Sunday, January 30, 2011

My Childhood Reflections; Part 1: Transformers!


I will establish some points; a list of what I think should be done to a potential Transformers remake. These points I will make are what I truly believe will make it a better film, for both fans and critics.

1: Establish an original Sci-Fi story structure first. What I mean is focus on trying to make a good story first. Well writing the script just come up with your own original action film. Don’t even interject the Transformers into it until you have a complete story fleshed out. Beast Wars a transformers spin-off from the mid 90’s was conceived as it’s own standalone Si-Fi series. The producers of Beast Wars didn’t start referencing Transformer lore until about the second season. By which point the main characters already had their personalities well conceptualized; and the motive for the feuding factions had already been established. Take a page from Beast Wars and start out trying to make a good Sci-Fi film, then try to mix in the Transformers back-story. To be honest I don’t think it’s necessary to have a back-story per say. Just say that the Transformers are already on Earth and only a Witwicky knows about them at this point. The Autobots and the Decepticons don’t like each other, that’s been established, so move on no back-story required. This actually brings me to my second point.

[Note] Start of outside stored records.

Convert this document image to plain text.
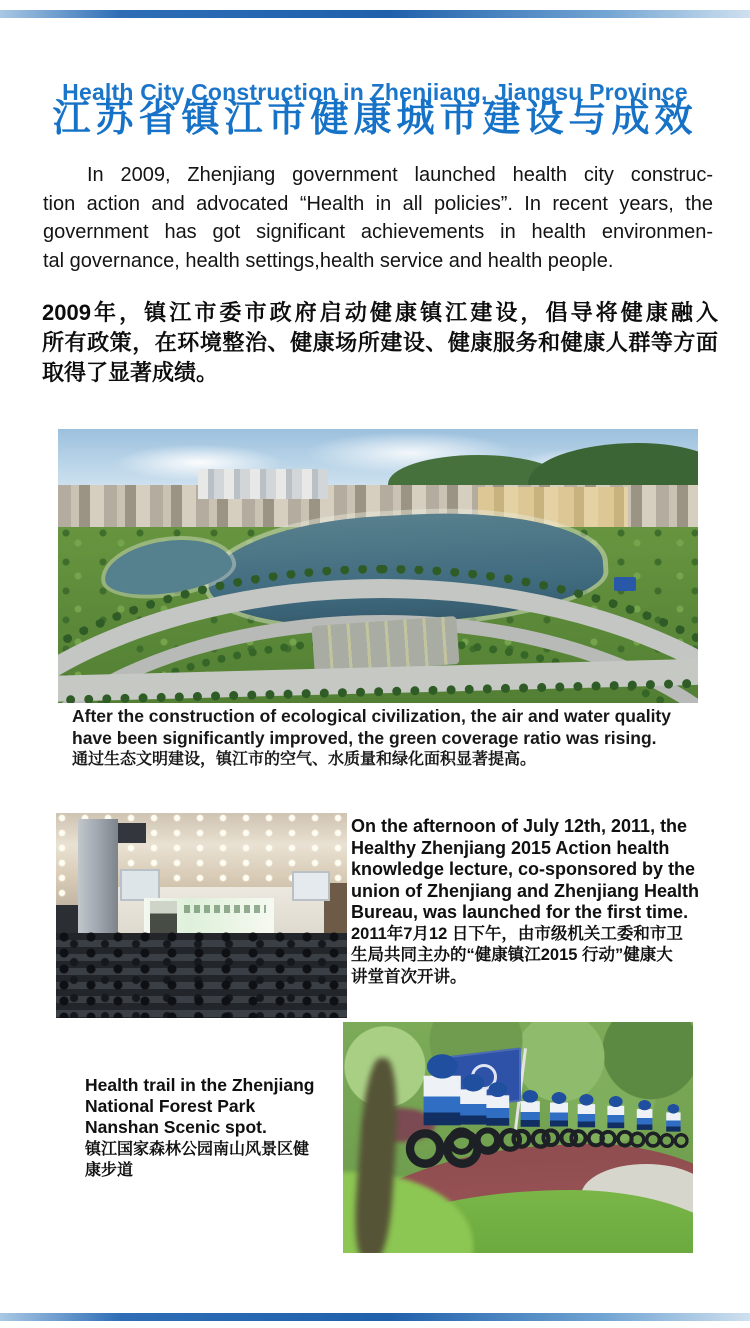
Health City Construction in Zhenjiang, Jiangsu Province
江苏省镇江市健康城市建设与成效
In 2009, Zhenjiang government launched health city construc-
tion action and advocated “Health in all policies”. In recent years, the
government has got significant achievements in health environmen-
tal governance, health settings,health service and health people.
2009年，镇江市委市政府启动健康镇江建设，倡导将健康融入
所有政策，在环境整治、健康场所建设、健康服务和健康人群等方面
取得了显著成绩。
After the construction of ecological civilization, the air and water quality
have been significantly improved, the green coverage ratio was rising.
通过生态文明建设，镇江市的空气、水质量和绿化面积显著提高。
On the afternoon of July 12th, 2011, the
Healthy Zhenjiang 2015 Action health
knowledge lecture, co-sponsored by the
union of Zhenjiang and Zhenjiang Health
Bureau, was launched for the first time.
2011年7月12 日下午，由市级机关工委和市卫
生局共同主办的“健康镇江2015 行动”健康大
讲堂首次开讲。
Health trail in the Zhenjiang
National Forest Park
Nanshan Scenic spot.
镇江国家森林公园南山风景区健
康步道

2:  The Transformers need to be the focus, not humans! I don’t care about Sam Witwicky’s character (I don’t care much for Shia Labeouf as an actor either) humans hanging out with robots isn’t why we like Transformers! I don’t really need to explain why most kids liked Transfomers. Hell if I need to explain why Transformers is such a cool concept then why are you even reading this? Suffice it to say what we want to see is giant robots and the classic “good vs. evil” story line. I don’t need to see the exploits of a young adult as he leaves home and goes off for college. Personally I just believe the reason Michael Bay focused on Sam’s side of the story is because he didn’t know how to infuse the Transformers with any personality. I mean for goodness sakes how can we care about someone like Bumblebee, he can’t even speak! Michael Bay's idea of giving Transformers distinctive personalities is by turning them into gross stereotypes. The red and yellow Transformers from the second film (one was called Mudflap…the other, who cares?) were just a depiction of stereotypical black people. Jazz form the first movie was similar as well. You see the only people for the audience to relate to would be the human characters. Yet if you make sure well conceptualizing the movie to give concrete roles and jobs to each individual Transformer you can make the focus be on them throughout the movie. Once again I look at Beast Wars for ideas on how to give different personalities to each character. Ultimately I shouldn’t need to explain this though any scriptwriter should be able to conceive interesting focal characters. They just need to realize that it’s essential to making the audience care about talking robots from space!

3: Don’t over design the Autobots and Decepticons! Besides Optimus nobody from the films is someone I can recognize from the original series. I think that is a major flaw, because in the original 80’ s show most of the Transformers had very humanoid looking faces. Even though the animation was sub-par, it was easy to see emotion reflected on the Transformers because they had faces. Go back to the drawing board use the facial features from the 80’s show as a starting point, Optimus is good evidence of this being the right thing to do. Optimus most resembles his 80’s counterpart, and because of this we actual care for him. Sure our caring for him is just because of visual nostalgia but hey, it works, and people care about Optimus! Well I understand that most of the Transformers aren’t as iconic as Optimus I still think that people don’t want over designed 3D messes splashed across the screen. The fight scenes at the end of Transformers 2 are incredibly hard to follow, because you can’t tell anyone apart. Most of the Decepticons just looked like Megatron and Starscream anyways, I really couldn’t tell the difference! I couldn’t even care when an Autobot got injured because frankly I wasn’t sure who the hell it was in the first place! The Transformers War for Cybertron videogame is a perfect example of how a Transformer should look. You could tell that the concept artists were fans first and they wanted to design the Transformers with that type of fan service in mind. The Autobots and Decepticons maintained their faces from the 80’s show but their bodies and even their vehicle forms were all new. Yet because they kept the faces from the original series it was much easier to fall back into that old Transformers nostalgia that all us fans crave. Bumblebee’s car form doesn’t need to be a Volkswagen Bug, so long as when he transforms his face actually looks like Bumblebee did back in the 80’s.

In the end what the movie needs is a good cast and director to make the most out of a property that has more potential then most people think. Just because Transformers was originally a toy line doesn’t me that it didn’t eventually become a serviceable television series. I shouldn’t have to sit through a mediocre movie just because some director doesn’t think the source material is very good! Its up to the writers to make the most out of Transformers as an Intellectual Property. All movies start out with a simple idea, and Transformers on the surface is really as simple as an idea can get. “Transforming cars from space that wage wars against each other,” how could that not be a good film? Yet somehow Michael Bay found a way to screw it up…good job! Just go make Bad-Boys 3 and leave my childhood alone!